Now onto this week's bad cops:
-More ugly news from Washington state: On February 17, the King County prosecutor's office decided not to file charges against officer who shot an unarmed man 16 times while he lay in bed. In February 2012, Deputy Aaron Thompson and Corrections Officer Kristopher Rongen came to the home of Dustin Theoharis to search for another man who had violated his parole. According to Rogen, he and Thompson fired at Theoharis after the man said he had "three guns" and then reached under the mattress. Theoharis says he was shot after reaching for the identification he was asked to produce. He survived the barrage of bullets, and the county settled with him for $3 million. Now Theoharis is suing Rogen in federal court, and a judge has ruled that a jury trial can move forward. However, the fact that the DA's office has dismissed any potential criminal charges against the officers is still shameful.

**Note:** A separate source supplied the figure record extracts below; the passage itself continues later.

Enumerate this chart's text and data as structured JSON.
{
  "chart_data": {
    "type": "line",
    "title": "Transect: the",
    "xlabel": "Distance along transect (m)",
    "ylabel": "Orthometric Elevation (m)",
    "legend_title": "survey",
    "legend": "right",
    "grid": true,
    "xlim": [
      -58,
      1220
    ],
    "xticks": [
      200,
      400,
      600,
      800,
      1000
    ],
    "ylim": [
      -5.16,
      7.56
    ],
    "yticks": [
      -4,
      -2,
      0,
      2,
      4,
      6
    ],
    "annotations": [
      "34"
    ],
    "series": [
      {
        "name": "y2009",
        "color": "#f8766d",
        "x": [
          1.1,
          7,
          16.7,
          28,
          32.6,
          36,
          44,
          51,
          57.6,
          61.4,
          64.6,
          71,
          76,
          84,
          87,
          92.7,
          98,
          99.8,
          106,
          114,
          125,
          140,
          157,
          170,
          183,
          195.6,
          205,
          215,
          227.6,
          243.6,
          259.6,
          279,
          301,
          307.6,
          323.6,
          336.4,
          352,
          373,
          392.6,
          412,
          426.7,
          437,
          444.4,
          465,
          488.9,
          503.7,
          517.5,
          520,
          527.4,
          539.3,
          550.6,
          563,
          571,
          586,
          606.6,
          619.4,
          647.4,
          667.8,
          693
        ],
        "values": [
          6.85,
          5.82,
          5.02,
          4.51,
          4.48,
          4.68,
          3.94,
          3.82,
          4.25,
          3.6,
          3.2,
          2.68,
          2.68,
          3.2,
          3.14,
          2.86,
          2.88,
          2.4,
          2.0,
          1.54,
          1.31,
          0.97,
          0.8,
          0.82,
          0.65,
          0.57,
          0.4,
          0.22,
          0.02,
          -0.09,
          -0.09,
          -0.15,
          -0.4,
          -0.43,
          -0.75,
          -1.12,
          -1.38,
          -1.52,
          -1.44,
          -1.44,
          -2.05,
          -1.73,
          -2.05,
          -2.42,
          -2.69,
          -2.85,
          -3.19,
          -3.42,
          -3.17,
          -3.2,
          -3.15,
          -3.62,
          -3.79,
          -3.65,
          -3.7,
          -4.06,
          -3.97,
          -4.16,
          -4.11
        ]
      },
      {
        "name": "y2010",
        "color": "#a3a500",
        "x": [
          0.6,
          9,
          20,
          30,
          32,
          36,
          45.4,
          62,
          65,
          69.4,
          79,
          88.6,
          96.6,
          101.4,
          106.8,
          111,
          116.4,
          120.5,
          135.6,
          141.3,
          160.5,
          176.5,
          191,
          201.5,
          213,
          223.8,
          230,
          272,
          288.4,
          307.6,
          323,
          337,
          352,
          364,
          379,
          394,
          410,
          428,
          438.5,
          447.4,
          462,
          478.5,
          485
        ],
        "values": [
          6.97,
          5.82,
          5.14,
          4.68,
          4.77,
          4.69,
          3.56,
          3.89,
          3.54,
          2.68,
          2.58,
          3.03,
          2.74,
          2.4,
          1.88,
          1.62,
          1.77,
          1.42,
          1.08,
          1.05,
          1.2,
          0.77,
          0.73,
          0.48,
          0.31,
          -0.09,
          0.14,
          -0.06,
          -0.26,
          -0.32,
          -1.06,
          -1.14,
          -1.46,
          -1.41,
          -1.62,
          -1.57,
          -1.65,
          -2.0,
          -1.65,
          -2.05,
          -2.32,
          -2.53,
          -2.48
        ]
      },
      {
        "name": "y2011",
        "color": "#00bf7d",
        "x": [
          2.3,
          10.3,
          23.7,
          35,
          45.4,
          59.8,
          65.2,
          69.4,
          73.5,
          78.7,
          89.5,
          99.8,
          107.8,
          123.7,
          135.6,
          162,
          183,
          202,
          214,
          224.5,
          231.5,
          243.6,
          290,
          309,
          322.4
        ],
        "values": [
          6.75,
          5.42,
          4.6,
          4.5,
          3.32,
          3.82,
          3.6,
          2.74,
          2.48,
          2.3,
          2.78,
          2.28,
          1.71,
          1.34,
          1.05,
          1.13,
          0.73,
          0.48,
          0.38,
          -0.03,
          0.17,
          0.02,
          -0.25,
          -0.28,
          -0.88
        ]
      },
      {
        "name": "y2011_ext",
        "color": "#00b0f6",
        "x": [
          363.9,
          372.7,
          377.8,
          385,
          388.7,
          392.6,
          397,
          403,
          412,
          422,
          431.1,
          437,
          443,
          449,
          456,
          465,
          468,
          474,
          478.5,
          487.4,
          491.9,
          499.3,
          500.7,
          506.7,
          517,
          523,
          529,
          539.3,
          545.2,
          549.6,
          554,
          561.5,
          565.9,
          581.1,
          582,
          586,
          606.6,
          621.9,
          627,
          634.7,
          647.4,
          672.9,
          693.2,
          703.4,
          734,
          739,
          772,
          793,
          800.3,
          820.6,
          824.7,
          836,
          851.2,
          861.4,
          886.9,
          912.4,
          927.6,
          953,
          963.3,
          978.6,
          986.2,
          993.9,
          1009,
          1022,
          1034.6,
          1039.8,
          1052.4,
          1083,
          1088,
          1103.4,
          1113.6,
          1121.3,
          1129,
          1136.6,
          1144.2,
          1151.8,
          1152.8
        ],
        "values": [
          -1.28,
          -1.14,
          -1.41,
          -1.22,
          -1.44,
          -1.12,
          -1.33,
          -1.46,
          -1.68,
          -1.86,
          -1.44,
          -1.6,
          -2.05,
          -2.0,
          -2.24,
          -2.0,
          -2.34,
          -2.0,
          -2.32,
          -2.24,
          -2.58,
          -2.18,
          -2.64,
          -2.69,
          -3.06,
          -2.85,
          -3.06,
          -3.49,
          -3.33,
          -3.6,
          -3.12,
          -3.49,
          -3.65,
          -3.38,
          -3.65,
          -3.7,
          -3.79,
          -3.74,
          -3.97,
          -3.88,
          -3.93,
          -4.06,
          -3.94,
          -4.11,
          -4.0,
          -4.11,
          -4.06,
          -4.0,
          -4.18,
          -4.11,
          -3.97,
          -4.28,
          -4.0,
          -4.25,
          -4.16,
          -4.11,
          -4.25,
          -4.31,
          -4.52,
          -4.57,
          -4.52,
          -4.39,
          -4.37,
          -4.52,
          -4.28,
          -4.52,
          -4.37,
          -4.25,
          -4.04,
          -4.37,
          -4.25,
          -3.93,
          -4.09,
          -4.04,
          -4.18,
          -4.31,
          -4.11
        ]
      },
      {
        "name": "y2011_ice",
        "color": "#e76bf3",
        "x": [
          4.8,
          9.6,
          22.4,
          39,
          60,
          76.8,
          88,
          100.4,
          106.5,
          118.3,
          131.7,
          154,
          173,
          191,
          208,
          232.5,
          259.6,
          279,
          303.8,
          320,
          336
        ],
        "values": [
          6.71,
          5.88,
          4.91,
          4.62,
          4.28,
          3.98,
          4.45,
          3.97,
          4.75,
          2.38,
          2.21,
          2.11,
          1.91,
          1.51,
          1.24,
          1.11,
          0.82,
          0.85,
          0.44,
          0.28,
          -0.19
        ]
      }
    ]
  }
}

-My former Reason colleague Jacob Sullum has a disturbing look at how the Department of Justice is still determined to prosecute medical marijuana cases— even in Washington state, where the drug is now legal for recreational use. The so-called Kettle Falls Five could receive up to ten years in prison thanks to federal mandatory minimums for the plants and the presence of (legal) firearms in the homes of the suspects. This shows that the war on drugs isn't really over until it ends at the federal level.
-Another day, another Edward Snowden–fueled revelation: this time, we learned that the National Security Agency (NSA) and British intelligence are in possession of SIM card encryption keys, which they stole from a cell phone manufacturer that sells to Verizon, AT&T, Sprint, T-Mobile, and others. This makes spying on communications a breeze for the agencies.
-In Orlando, Florida, a February 19 local news investigation showed pharmacists rejecting legitimate prescriptions, blaming a 2010 crackdown on pain pills and, more recently, DEA intrusion. But DEA Assistant Special Agent Jeff Walsh told WESH that this is "an issue between the patient and the pharmacist, not the DEA," and that the "DEA has never exercised any punitive actions against a pharmacy or pharmacist unless their actions have been egregious and habitual." Considering the tricky nature of treating chronic pain with opiates, the DEA's suggesting legitimate dispensers have nothing to fear is patently false. The federal agency should at least take responsibility for scaring the shit out of medical professionals.
-The Washington Post has been on the Fairfax County, Virginia, police killing of John Geer ever since it happened a year and a half ago. Now the paper's editorial board has declared the shooting of the unarmed Geer—which happened while he was standing in his doorway with his hands raised—a "police cover-up." They make a compelling case for it.
-Our Good Cops of the Week rescued a man who fell into freezing water while attempting to save his dog. On Wednesday, Annapolis, Maryland, Police officers Joey Gatens, Chris Rajcsok, and Jeff Kelley responded to a 911 call from Vytas Penkiunas's wife, whose companion passed out as he tried to recover their Labrador Retriever. Gatens performed CPR on the dog, but the pooch didn't make it. Still, the three officers deserve our respect for risking their safety to retrieve a man who might have died without their aid.